Hi Juzhe,
on 2023/4/12 21:22, 钟居哲 wrote:
> Thanks Kewen.
>
> It seems that this proposal WHILE_LEN can help s390 when using --param
> vect-partial-vector-usage=2 compile option.
>
Yeah, IMHO, the previous sequence vs. the proposed sequence are like:
int
foo (int *__restrict a, int *__restrict b, int n)
{
if (n <= 0)
return 0;
int iv = 0;
int len = MIN (n, 16);
int sum = 0;
do
{
sum += a[len] + b[len];
iv += 16;
int n1 = MIN (n, iv); // line A
int n2 = n - n1;
len = MIN (n2, 16);
}
while (n > iv);
return sum;
}
vs.
int
foo (int *__restrict a, int *__restrict b, int n)
{
if (n <= 0)
return 0;
int len;
int sum = 0;
do
{
len = MIN (n, 16);
sum += a[len] + b[len];
n -= len;
}
while (n > 0);
return sum;
}
it at least saves one MIN (at line A) and one length preparation in the
last iteration (it's useless since loop ends). But I think the concern
that this proposed IV isn't recognized as simple iv may stay. I tried
to compile the above source files on Power, the former can adopt doloop
optimization but the latter fails to.
> Would you mind apply this patch && support WHILE_LEN in s390 backend and test
> it to see the overal benefits for s390
> as well as the correctness of this sequence ?

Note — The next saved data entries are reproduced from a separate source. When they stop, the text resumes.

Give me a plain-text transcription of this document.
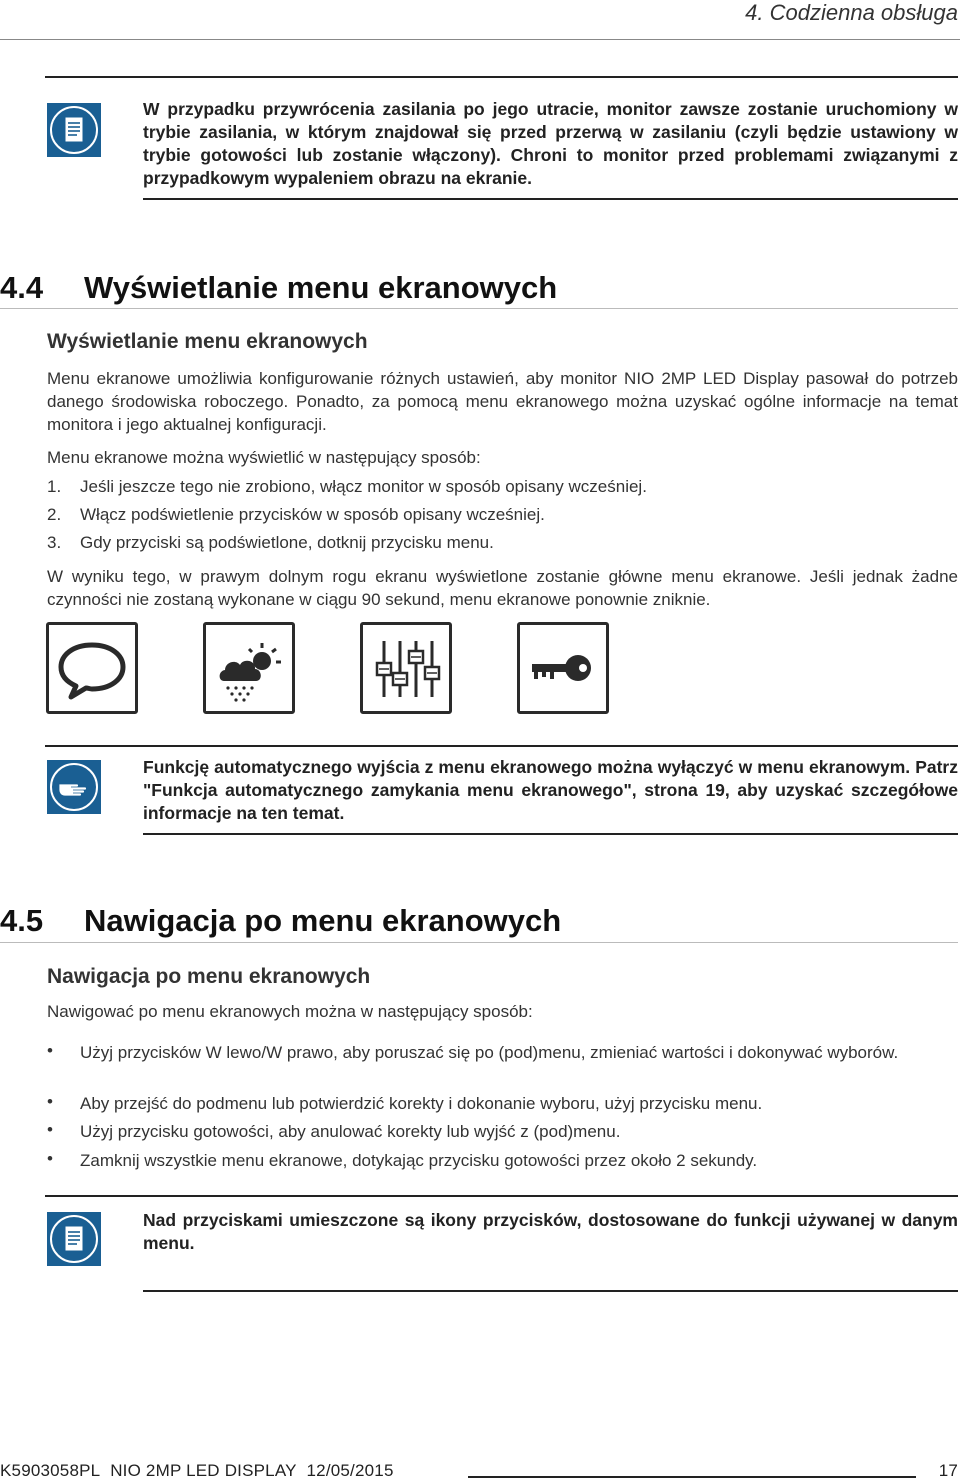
4. Codzienna obsługa
W przypadku przywrócenia zasilania po jego utracie, monitor zawsze zostanie uruchomiony w trybie zasilania, w którym znajdował się przed przerwą w zasilaniu (czyli będzie ustawiony w trybie gotowości lub zostanie włączony). Chroni to monitor przed problemami związanymi z przypadkowym wypaleniem obrazu na ekranie.
4.4 Wyświetlanie menu ekranowych
Wyświetlanie menu ekranowych
Menu ekranowe umożliwia konfigurowanie różnych ustawień, aby monitor NIO 2MP LED Display pasował do potrzeb danego środowiska roboczego. Ponadto, za pomocą menu ekranowego można uzyskać ogólne informacje na temat monitora i jego aktualnej konfiguracji.
Menu ekranowe można wyświetlić w następujący sposób:
1. Jeśli jeszcze tego nie zrobiono, włącz monitor w sposób opisany wcześniej.
2. Włącz podświetlenie przycisków w sposób opisany wcześniej.
3. Gdy przyciski są podświetlone, dotknij przycisku menu.
W wyniku tego, w prawym dolnym rogu ekranu wyświetlone zostanie główne menu ekranowe. Jeśli jednak żadne czynności nie zostaną wykonane w ciągu 90 sekund, menu ekranowe ponownie zniknie.
Funkcję automatycznego wyjścia z menu ekranowego można wyłączyć w menu ekranowym. Patrz "Funkcja automatycznego zamykania menu ekranowego", strona 19, aby uzyskać szczegółowe informacje na ten temat.
4.5 Nawigacja po menu ekranowych
Nawigacja po menu ekranowych
Nawigować po menu ekranowych można w następujący sposób:
• Użyj przycisków W lewo/W prawo, aby poruszać się po (pod)menu, zmieniać wartości i dokonywać wyborów.
• Aby przejść do podmenu lub potwierdzić korekty i dokonanie wyboru, użyj przycisku menu.
• Użyj przycisku gotowości, aby anulować korekty lub wyjść z (pod)menu.
• Zamknij wszystkie menu ekranowe, dotykając przycisku gotowości przez około 2 sekundy.
Nad przyciskami umieszczone są ikony przycisków, dostosowane do funkcji używanej w danym menu.
K5903058PL NIO 2MP LED DISPLAY 12/05/2015	17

Sure, if all of you think this approach and this revision is good enough to go
forward for this kind of evaluation,
I'm happy to give it a shot, but only for rs6000. ;-) I noticed that there are
some discussions on withdrawing this
WHILE_LEN by using MIN_EXPR instead, I'll stay tuned.
btw, now we only adopt vector with length on the epilogues rather than the main
vectorized loops, because of the
non-trivial extra costs for length preparation than just using the normal
vector load/store (all lanes), so we don't
care about the performance with --param vect-partial-vector-usage=2 much. Even
if this new proposal can optimize
the length preparation for --param vect-partial-vector-usage=2, the extra costs
for length preparation is still
unavoidable (MIN, shifting, one more GPR used), we would still stay with
default --param vect-partial-vector-usage=1
(which can't benefit from this new proposal).
BR,
Kewen